Lloyds Bank has confirmed it still expects to pay more than £1 billion in compensation linked to the motor finance scandal, despite the Supreme Court’s ruling on Friday.

In a statement on Monday, the UK’s largest car finance lender — via its Black Horse division — said its anticipated payout remains broadly in line with earlier estimates provided to investors.

“After initial assessment of the Supreme Court judgment, and pending resolution of the outstanding uncertainties, in particular the FCA redress scheme, the group currently believes that if there is any change to the provision, it is unlikely to be material in the context of the group,” the bank said.

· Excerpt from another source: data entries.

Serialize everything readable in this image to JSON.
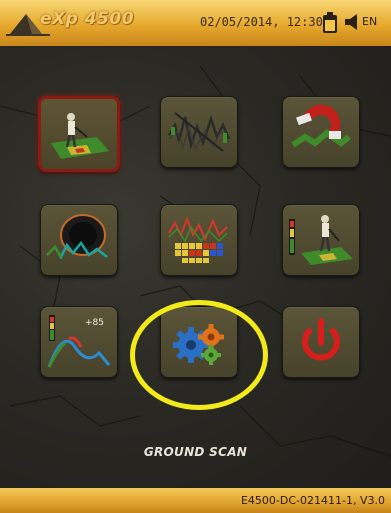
{
  "header": {
    "logo_text": "eXp 4500",
    "datetime": "02/05/2014, 12:30",
    "language": "EN"
  },
  "menu": {
    "tiles": [
      {
        "name": "ground-scan",
        "icon": "ground-scan-icon",
        "active": true
      },
      {
        "name": "magnetometer-graph",
        "icon": "signal-waveform-icon",
        "active": false
      },
      {
        "name": "magnetometer",
        "icon": "magnet-icon",
        "active": false
      },
      {
        "name": "cavity-detection",
        "icon": "cavity-icon",
        "active": false
      },
      {
        "name": "mineral-analysis",
        "icon": "periodic-table-icon",
        "active": false
      },
      {
        "name": "live-scan",
        "icon": "operator-scan-icon",
        "active": false
      },
      {
        "name": "signal-meter",
        "icon": "signal-meter-icon",
        "meter_value": "+85",
        "active": false
      },
      {
        "name": "settings",
        "icon": "gears-icon",
        "active": false
      },
      {
        "name": "power",
        "icon": "power-icon",
        "active": false
      }
    ],
    "caption": "GROUND SCAN"
  },
  "footer": {
    "version": "E4500-DC-021411-1, V3.0"
  },
  "colors": {
    "accent": "#e6a92d",
    "active_border": "#8a1a14",
    "highlight_circle": "#f3ea1a",
    "power_red": "#d81d1d"
  }
}
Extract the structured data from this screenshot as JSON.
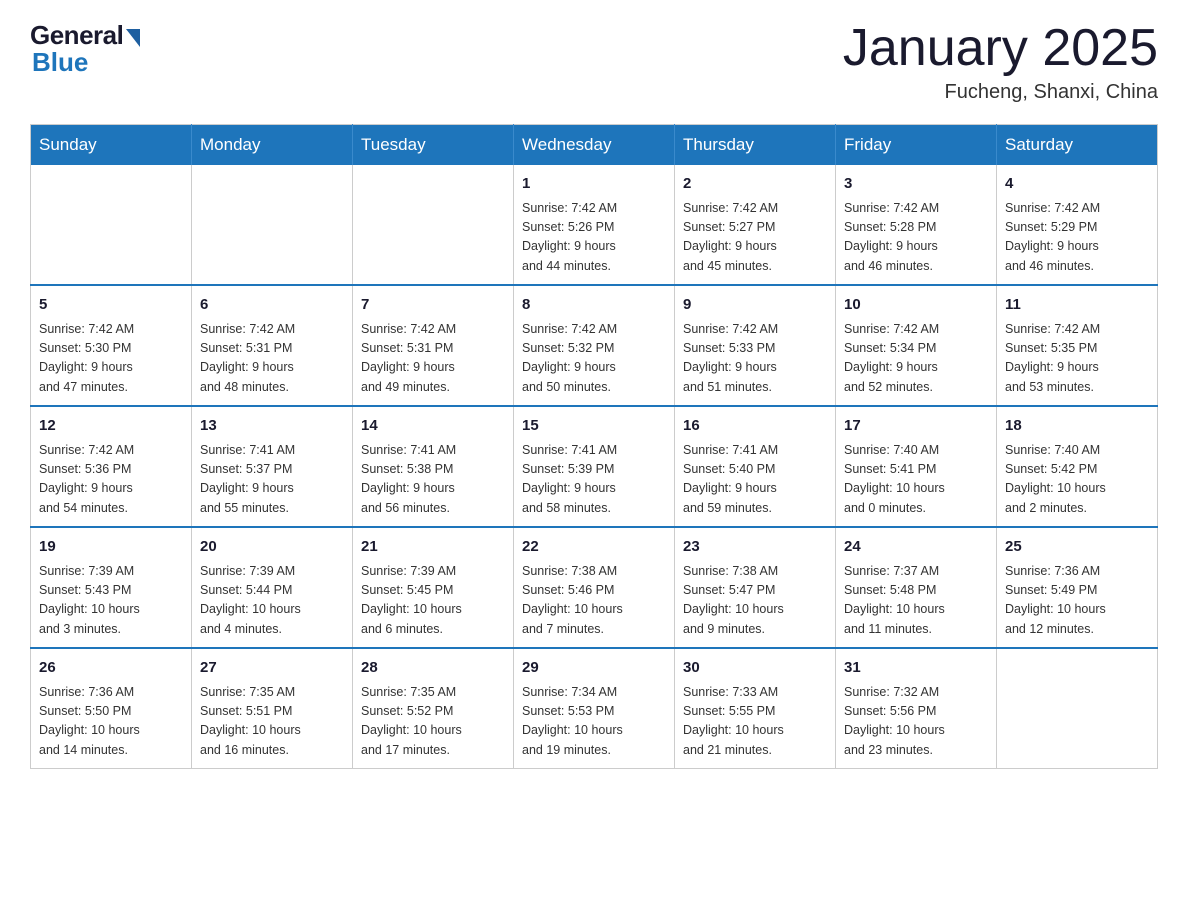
{
  "header": {
    "logo_general": "General",
    "logo_blue": "Blue",
    "title": "January 2025",
    "location": "Fucheng, Shanxi, China"
  },
  "days_of_week": [
    "Sunday",
    "Monday",
    "Tuesday",
    "Wednesday",
    "Thursday",
    "Friday",
    "Saturday"
  ],
  "weeks": [
    [
      {
        "day": "",
        "info": ""
      },
      {
        "day": "",
        "info": ""
      },
      {
        "day": "",
        "info": ""
      },
      {
        "day": "1",
        "info": "Sunrise: 7:42 AM\nSunset: 5:26 PM\nDaylight: 9 hours\nand 44 minutes."
      },
      {
        "day": "2",
        "info": "Sunrise: 7:42 AM\nSunset: 5:27 PM\nDaylight: 9 hours\nand 45 minutes."
      },
      {
        "day": "3",
        "info": "Sunrise: 7:42 AM\nSunset: 5:28 PM\nDaylight: 9 hours\nand 46 minutes."
      },
      {
        "day": "4",
        "info": "Sunrise: 7:42 AM\nSunset: 5:29 PM\nDaylight: 9 hours\nand 46 minutes."
      }
    ],
    [
      {
        "day": "5",
        "info": "Sunrise: 7:42 AM\nSunset: 5:30 PM\nDaylight: 9 hours\nand 47 minutes."
      },
      {
        "day": "6",
        "info": "Sunrise: 7:42 AM\nSunset: 5:31 PM\nDaylight: 9 hours\nand 48 minutes."
      },
      {
        "day": "7",
        "info": "Sunrise: 7:42 AM\nSunset: 5:31 PM\nDaylight: 9 hours\nand 49 minutes."
      },
      {
        "day": "8",
        "info": "Sunrise: 7:42 AM\nSunset: 5:32 PM\nDaylight: 9 hours\nand 50 minutes."
      },
      {
        "day": "9",
        "info": "Sunrise: 7:42 AM\nSunset: 5:33 PM\nDaylight: 9 hours\nand 51 minutes."
      },
      {
        "day": "10",
        "info": "Sunrise: 7:42 AM\nSunset: 5:34 PM\nDaylight: 9 hours\nand 52 minutes."
      },
      {
        "day": "11",
        "info": "Sunrise: 7:42 AM\nSunset: 5:35 PM\nDaylight: 9 hours\nand 53 minutes."
      }
    ],
    [
      {
        "day": "12",
        "info": "Sunrise: 7:42 AM\nSunset: 5:36 PM\nDaylight: 9 hours\nand 54 minutes."
      },
      {
        "day": "13",
        "info": "Sunrise: 7:41 AM\nSunset: 5:37 PM\nDaylight: 9 hours\nand 55 minutes."
      },
      {
        "day": "14",
        "info": "Sunrise: 7:41 AM\nSunset: 5:38 PM\nDaylight: 9 hours\nand 56 minutes."
      },
      {
        "day": "15",
        "info": "Sunrise: 7:41 AM\nSunset: 5:39 PM\nDaylight: 9 hours\nand 58 minutes."
      },
      {
        "day": "16",
        "info": "Sunrise: 7:41 AM\nSunset: 5:40 PM\nDaylight: 9 hours\nand 59 minutes."
      },
      {
        "day": "17",
        "info": "Sunrise: 7:40 AM\nSunset: 5:41 PM\nDaylight: 10 hours\nand 0 minutes."
      },
      {
        "day": "18",
        "info": "Sunrise: 7:40 AM\nSunset: 5:42 PM\nDaylight: 10 hours\nand 2 minutes."
      }
    ],
    [
      {
        "day": "19",
        "info": "Sunrise: 7:39 AM\nSunset: 5:43 PM\nDaylight: 10 hours\nand 3 minutes."
      },
      {
        "day": "20",
        "info": "Sunrise: 7:39 AM\nSunset: 5:44 PM\nDaylight: 10 hours\nand 4 minutes."
      },
      {
        "day": "21",
        "info": "Sunrise: 7:39 AM\nSunset: 5:45 PM\nDaylight: 10 hours\nand 6 minutes."
      },
      {
        "day": "22",
        "info": "Sunrise: 7:38 AM\nSunset: 5:46 PM\nDaylight: 10 hours\nand 7 minutes."
      },
      {
        "day": "23",
        "info": "Sunrise: 7:38 AM\nSunset: 5:47 PM\nDaylight: 10 hours\nand 9 minutes."
      },
      {
        "day": "24",
        "info": "Sunrise: 7:37 AM\nSunset: 5:48 PM\nDaylight: 10 hours\nand 11 minutes."
      },
      {
        "day": "25",
        "info": "Sunrise: 7:36 AM\nSunset: 5:49 PM\nDaylight: 10 hours\nand 12 minutes."
      }
    ],
    [
      {
        "day": "26",
        "info": "Sunrise: 7:36 AM\nSunset: 5:50 PM\nDaylight: 10 hours\nand 14 minutes."
      },
      {
        "day": "27",
        "info": "Sunrise: 7:35 AM\nSunset: 5:51 PM\nDaylight: 10 hours\nand 16 minutes."
      },
      {
        "day": "28",
        "info": "Sunrise: 7:35 AM\nSunset: 5:52 PM\nDaylight: 10 hours\nand 17 minutes."
      },
      {
        "day": "29",
        "info": "Sunrise: 7:34 AM\nSunset: 5:53 PM\nDaylight: 10 hours\nand 19 minutes."
      },
      {
        "day": "30",
        "info": "Sunrise: 7:33 AM\nSunset: 5:55 PM\nDaylight: 10 hours\nand 21 minutes."
      },
      {
        "day": "31",
        "info": "Sunrise: 7:32 AM\nSunset: 5:56 PM\nDaylight: 10 hours\nand 23 minutes."
      },
      {
        "day": "",
        "info": ""
      }
    ]
  ]
}
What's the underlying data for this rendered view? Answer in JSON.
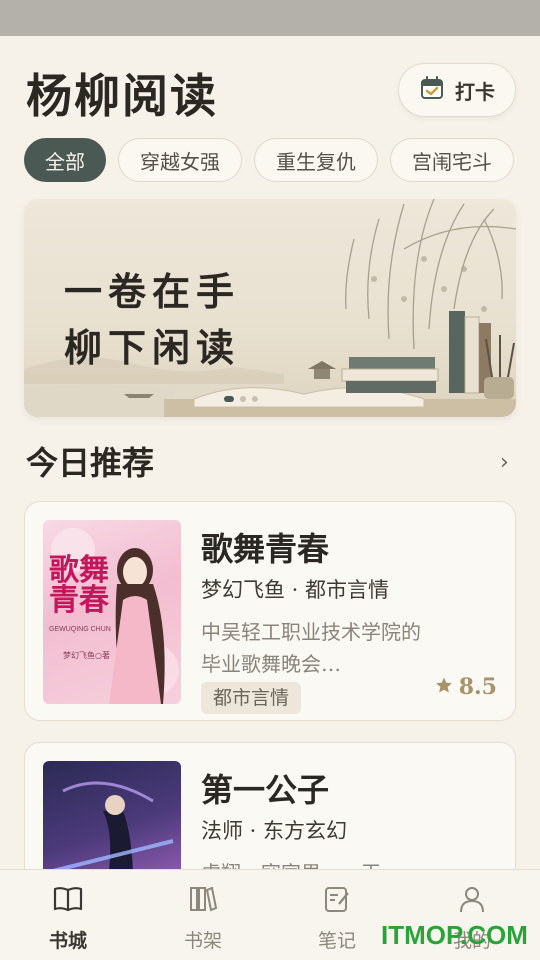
{
  "app": {
    "title": "杨柳阅读"
  },
  "checkin": {
    "label": "打卡",
    "icon": "calendar-check-icon"
  },
  "categories": [
    {
      "label": "全部",
      "active": true
    },
    {
      "label": "穿越女强",
      "active": false
    },
    {
      "label": "重生复仇",
      "active": false
    },
    {
      "label": "宫闱宅斗",
      "active": false
    }
  ],
  "banner": {
    "line1": "一卷在手",
    "line2": "柳下闲读",
    "slides": 3,
    "current": 1
  },
  "section": {
    "title": "今日推荐",
    "arrow": "›"
  },
  "books": [
    {
      "title": "歌舞青春",
      "meta": "梦幻飞鱼 · 都市言情",
      "desc": "中吴轻工职业技术学院的毕业歌舞晚会…",
      "tag": "都市言情",
      "rating": "8.5",
      "cover": {
        "title": "歌舞青春",
        "pinyin": "GEWUQING CHUN",
        "author": "梦幻飞鱼○著"
      }
    },
    {
      "title": "第一公子",
      "meta": "法师 · 东方玄幻",
      "desc": "虎翔，寇家男……王",
      "tag": "",
      "rating": ""
    }
  ],
  "tabs": [
    {
      "label": "书城",
      "icon": "book-open-icon",
      "active": true
    },
    {
      "label": "书架",
      "icon": "bookshelf-icon",
      "active": false
    },
    {
      "label": "笔记",
      "icon": "note-edit-icon",
      "active": false
    },
    {
      "label": "我的",
      "icon": "user-icon",
      "active": false
    }
  ],
  "watermark": "ITMOP.COM",
  "colors": {
    "accent": "#4b5955",
    "background": "#f6f2ea",
    "rating": "#a8926a",
    "watermark": "#2aa43a"
  }
}
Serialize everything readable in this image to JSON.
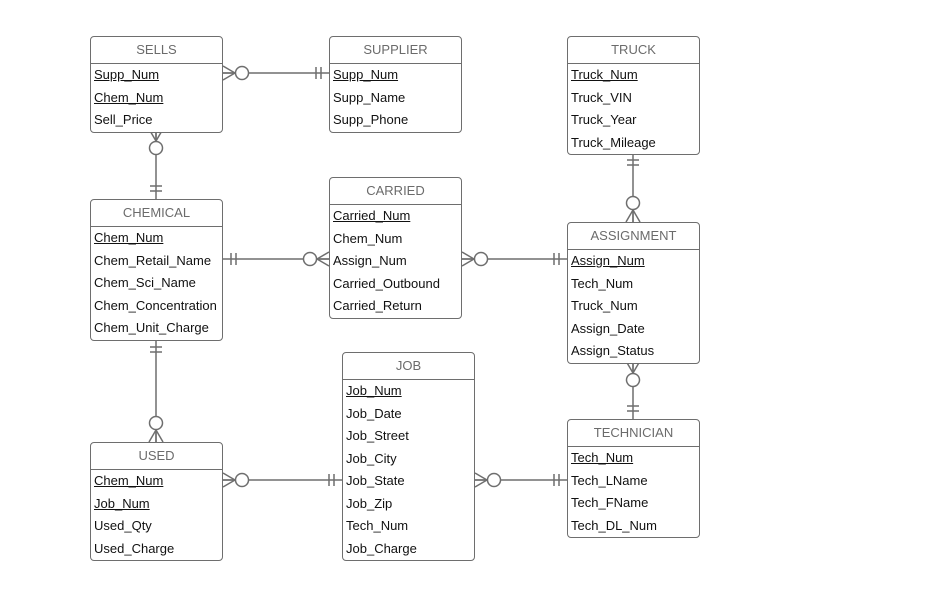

Lloyds has already set aside a £1.15 billion provision for potential claims. The bank noted this will be kept under review as more information becomes available. Shares in Lloyds rose 6% on Monday morning following the update.

Bank Shares Surge After Supreme Court Ruling on Car Finance Claims

Shares in some of the UK’s largest banks surged on Monday morning after the Supreme Court rejected the majority of compensation claims related to the motor finance scandal.

Lloyds Banking Group, Britain’s largest car finance provider via its Black Horse division, rose 6% in early trading. Shares in Close Brothers soared 25%, while Secure Trust Bank jumped 19%, and Barclays gained 1.8%.

The sharp rally follows Friday’s court decision — delivered after markets closed — which largely dismissed allegations of widespread mis-selling of car loans. The ruling had been delayed to avoid market disruption, amid concerns the claims could result in up to £44 billion in payouts.

In the aftermath, the Financial Conduct Authority (FCA) confirmed that its forthcoming redress scheme is likely to cost between £9 billion and £18 billion, significantly lower than the worst-case scenario feared by investors.